Two practical things. First, make sure every Robux you count toward the threshold is genuinely earned; don't fund a balance and assume it qualifies. Second, if you're building for an adult US audience, the June 2026 rate change rewards you for using R15 and leaning into that cohort. The same game can pay 42% more on that spend.

It's also worth knowing the rate isn't fixed. Roblox sets the DevEx exchange rate and has changed it before, both up and down. The $0.0038 standard figure is current, not guaranteed, so build your business on a game people love rather than on a specific cents-per-Robux number staying put. Plenty of devs got a pleasant surprise with the June 2026 increase; the same mechanism can move the other way.

Roblox is one of the few platforms with no follower minimum and a free, open front door. The threshold is honest about itself: easy to start, hard to cash out. If you want to compare what 30,000 Earned Robux is worth against other gaming creator programs before you commit a year to it, run the numbers in the Gemlist calculator first. It's also worth reading our deeper breakdown on whether Roblox DevEx actually pays and how the gaming options stack up.

Thinking about going for the 30,000 Robux bar?

See the live Roblox Developer Exchange requirements, rates, and the exact rules on what counts as Earned Robux — then run your numbers before you commit.

Open the Roblox DevEx breakdown

Frequently asked questions

How do you become a Roblox creator and start earning in 2026?

Open Roblox Studio (it's free), build an experience or items, and publish. That part is open to anyone 13 or older. Earning real money is a separate step: you have to accumulate at least 30,000 Earned Robux, then submit a Developer Exchange (DevEx) request from the Creator Hub. If approved, Roblox invites you to the DevEx Portal (run by Tipalti) to add tax and payment details before your first payout. So becoming a creator is instant and free; becoming a paid creator means clearing the 30,000 Earned Robux floor first.

How much Robux do you need to cash out on Roblox?

A minimum of 30,000 Earned Robux to submit your first DevEx request. 'Earned' is the key word: only Robux from Marketplace and Creator Store sales, in-experience purchases, Creator Rewards, Publisher ad revenue, and affiliate sales counts. Robux you bought, were granted from Premium, were gifted, or got from trading does not qualify and is a common reason requests get rejected.

How much is 30,000 or 100,000 Robux in real money?

At the standard DevEx rate of $0.0038 USD per Robux (for Robux earned on or after September 5, 2025), 30,000 Earned Robux converts to about $114, and 100,000 Robux is $380. A higher US 18+ rate of $0.0054 per Robux took effect June 8, 2026 for in-game spend by age-verified US players 18 and older in eligible R15 games; under that rate 100,000 qualifying Robux is $540. Roblox sets the rate and it can change.

Does Roblox actually pay creators real money?

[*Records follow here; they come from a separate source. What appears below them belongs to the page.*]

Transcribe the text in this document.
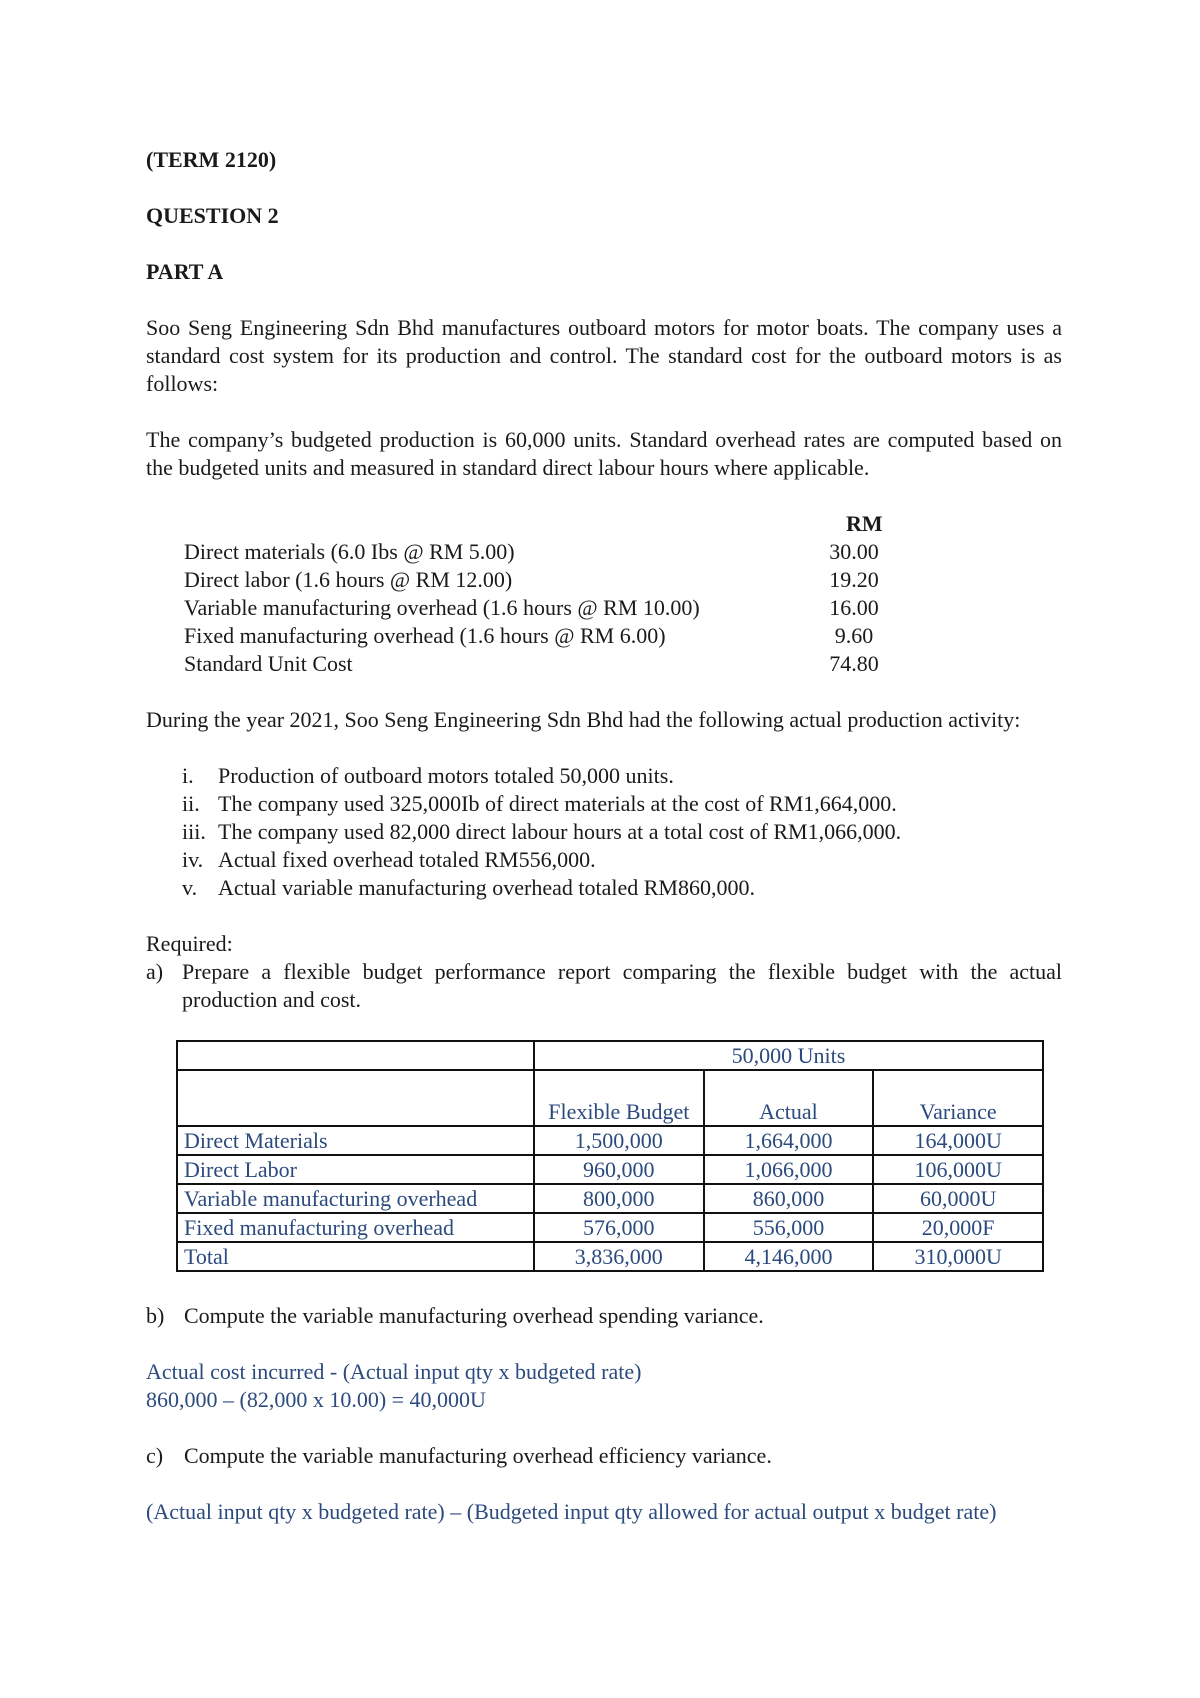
(TERM 2120)
QUESTION 2
PART A
Soo Seng Engineering Sdn Bhd manufactures outboard motors for motor boats. The company uses a standard cost system for its production and control. The standard cost for the outboard motors is as follows:
The company’s budgeted production is 60,000 units. Standard overhead rates are computed based on the budgeted units and measured in standard direct labour hours where applicable.
RM
Direct materials (6.0 Ibs @ RM 5.00)	30.00
Direct labor (1.6 hours @ RM 12.00)	19.20
Variable manufacturing overhead (1.6 hours @ RM 10.00)	16.00
Fixed manufacturing overhead (1.6 hours @ RM 6.00)	9.60
Standard Unit Cost	74.80
During the year 2021, Soo Seng Engineering Sdn Bhd had the following actual production activity:
i. Production of outboard motors totaled 50,000 units.
ii. The company used 325,000Ib of direct materials at the cost of RM1,664,000.
iii. The company used 82,000 direct labour hours at a total cost of RM1,066,000.
iv. Actual fixed overhead totaled RM556,000.
v. Actual variable manufacturing overhead totaled RM860,000.
Required:
a) Prepare a flexible budget performance report comparing the flexible budget with the actual production and cost.
	50,000 Units		
	Flexible Budget	Actual	Variance
Direct Materials	1,500,000	1,664,000	164,000U
Direct Labor	960,000	1,066,000	106,000U
Variable manufacturing overhead	800,000	860,000	60,000U
Fixed manufacturing overhead	576,000	556,000	20,000F
Total	3,836,000	4,146,000	310,000U
b) Compute the variable manufacturing overhead spending variance.
Actual cost incurred - (Actual input qty x budgeted rate)
860,000 – (82,000 x 10.00) = 40,000U
c) Compute the variable manufacturing overhead efficiency variance.
(Actual input qty x budgeted rate) – (Budgeted input qty allowed for actual output x budget rate)
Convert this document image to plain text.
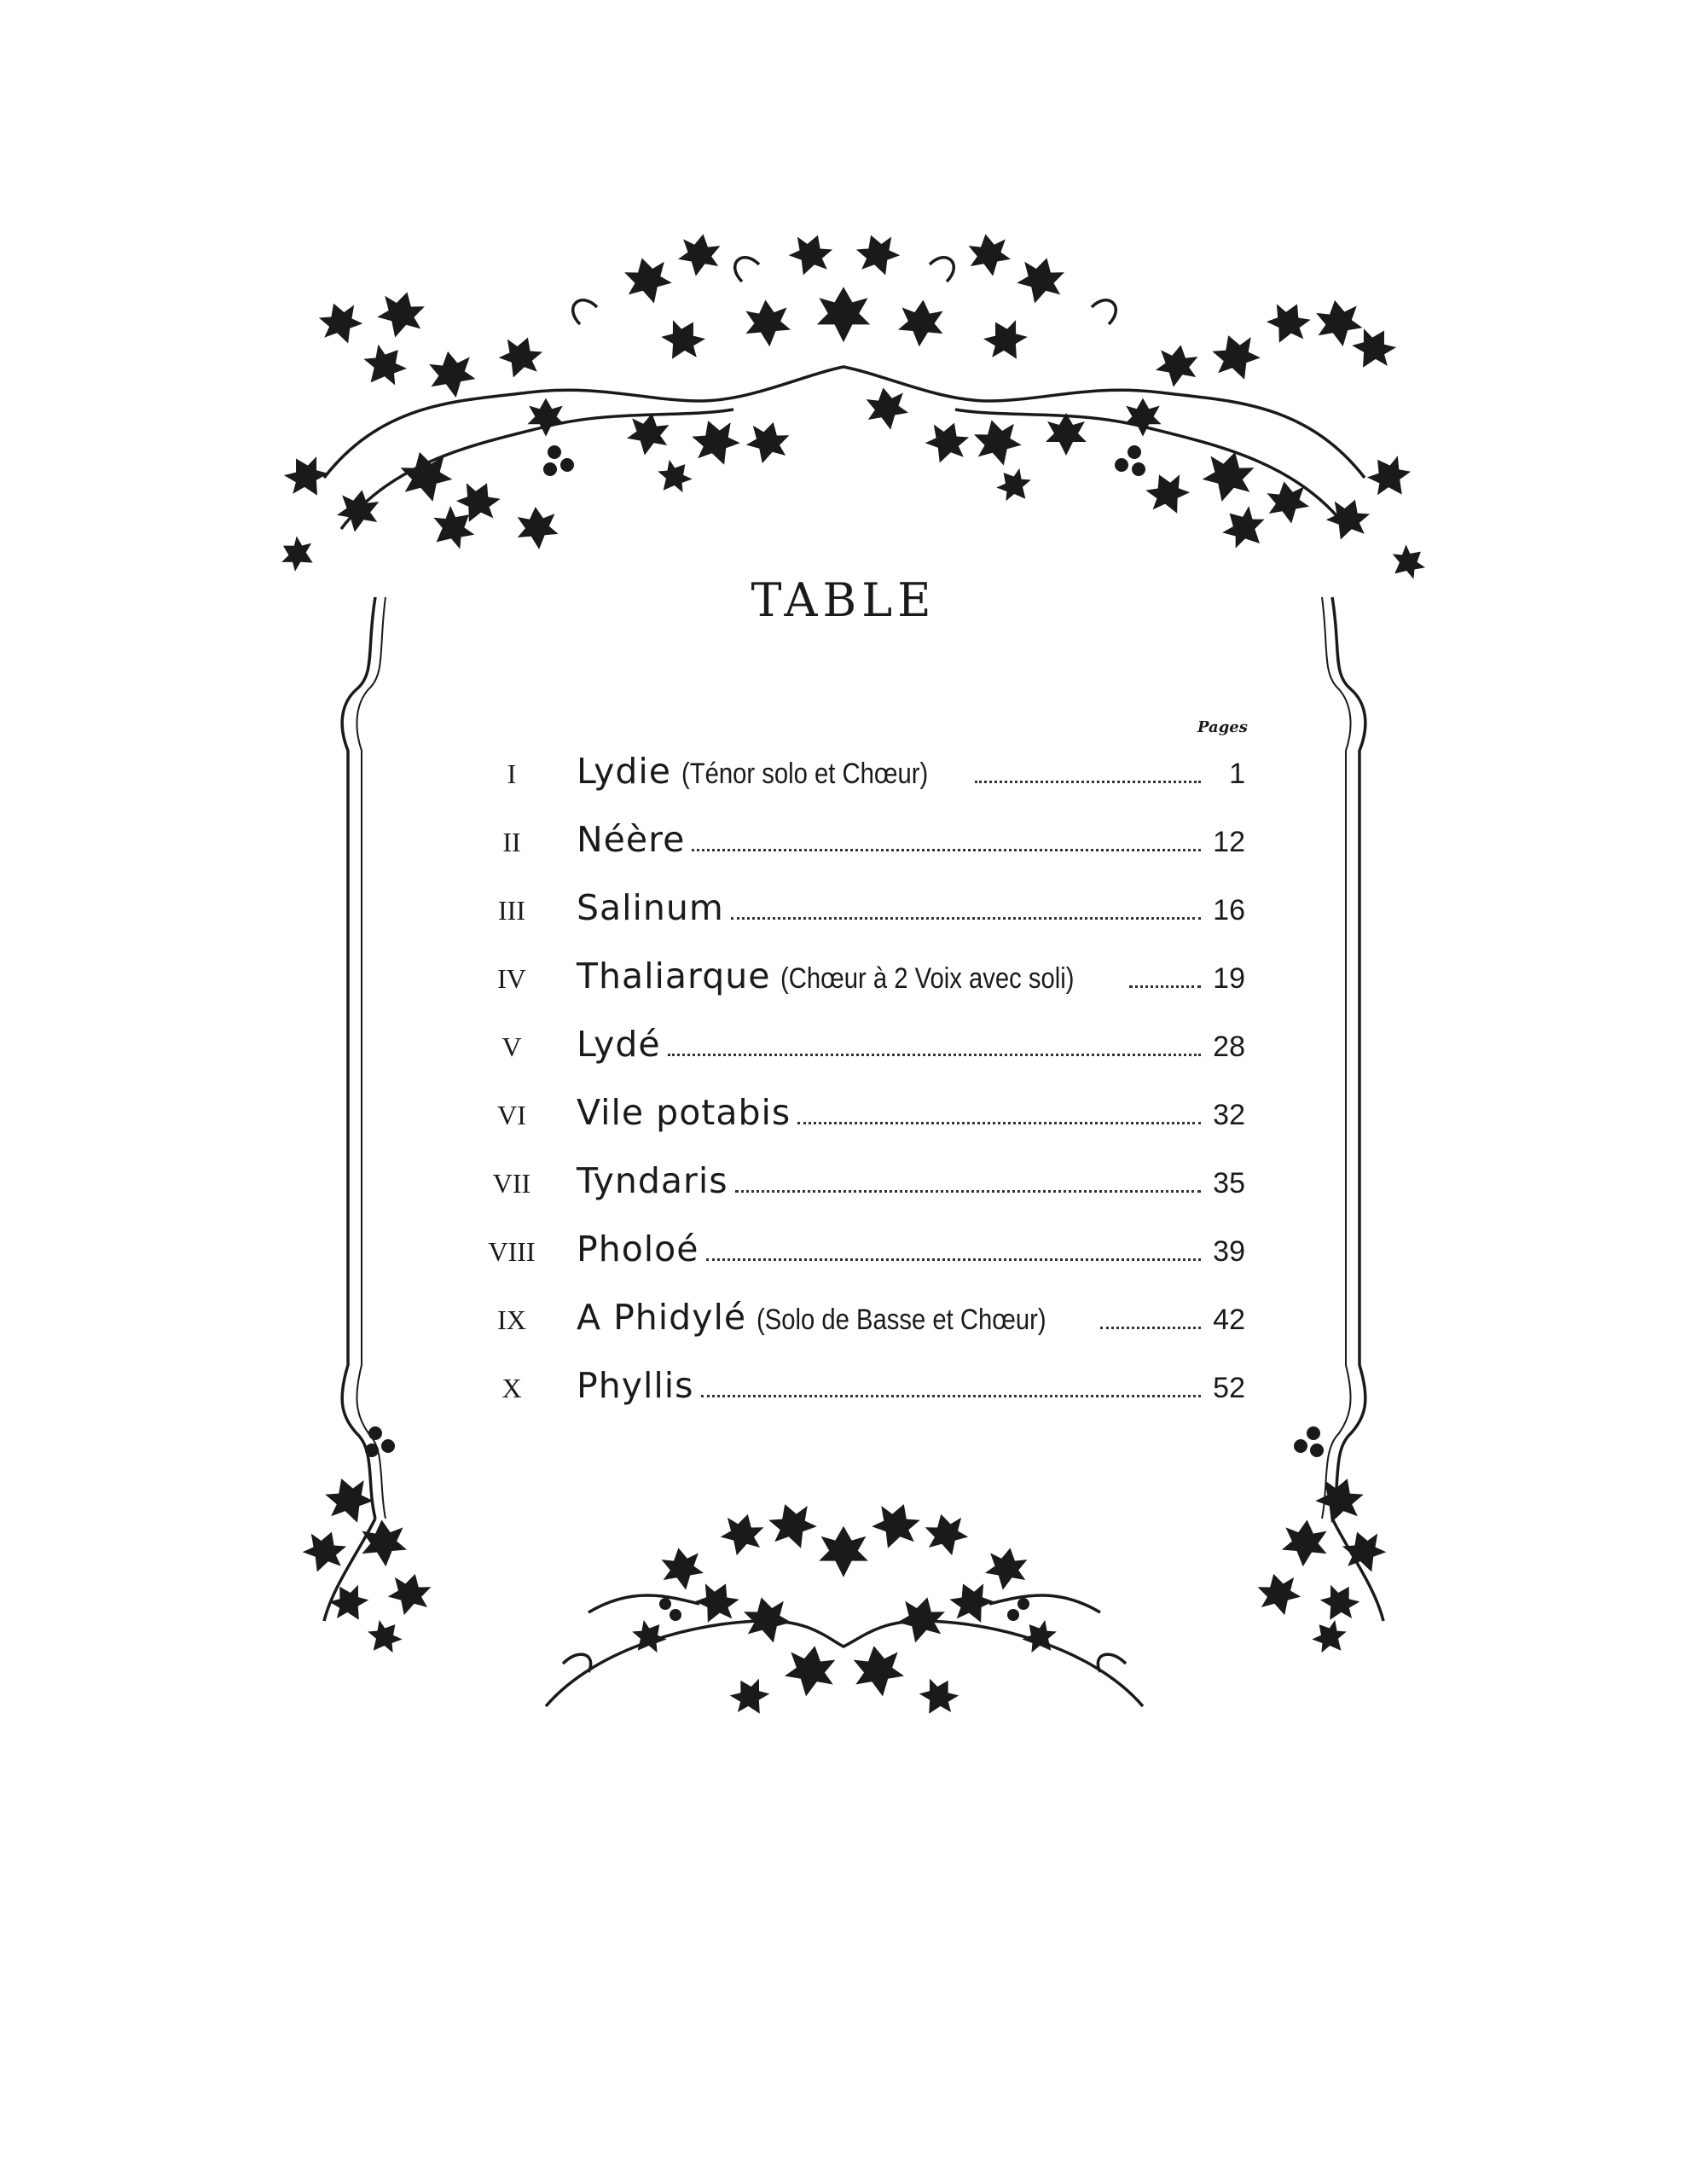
TABLE
Pages
I	Lydie (Ténor solo et Chœur)	1
II	Néère	12
III	Salinum	16
IV	Thaliarque (Chœur à 2 Voix avec soli)	19
V	Lydé	28
VI	Vile potabis	32
VII	Tyndaris	35
VIII	Pholoé	39
IX	A Phidylé (Solo de Basse et Chœur)	42
X	Phyllis	52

Yes. Roblox says creators earned over $1.5 billion through DevEx in 2025. The catch is the distribution: a small number of top experiences earn the bulk of it, and most accounts never clear the 30,000 Earned Robux minimum needed to cash out at all. It pays, but it pays the creators who build something people repeatedly spend in.

Why was my Roblox DevEx request rejected?

The usual reasons: your Earned Robux balance was under 30,000; some of your Robux was purchased, granted, gifted, or traded rather than genuinely earned; your account wasn't in good standing under Roblox's Terms of Use; you used a nickname instead of your legal name; or the Robux came from moderated or fraudulent activity. Only Earned Robux from real sales and rewards counts toward the threshold.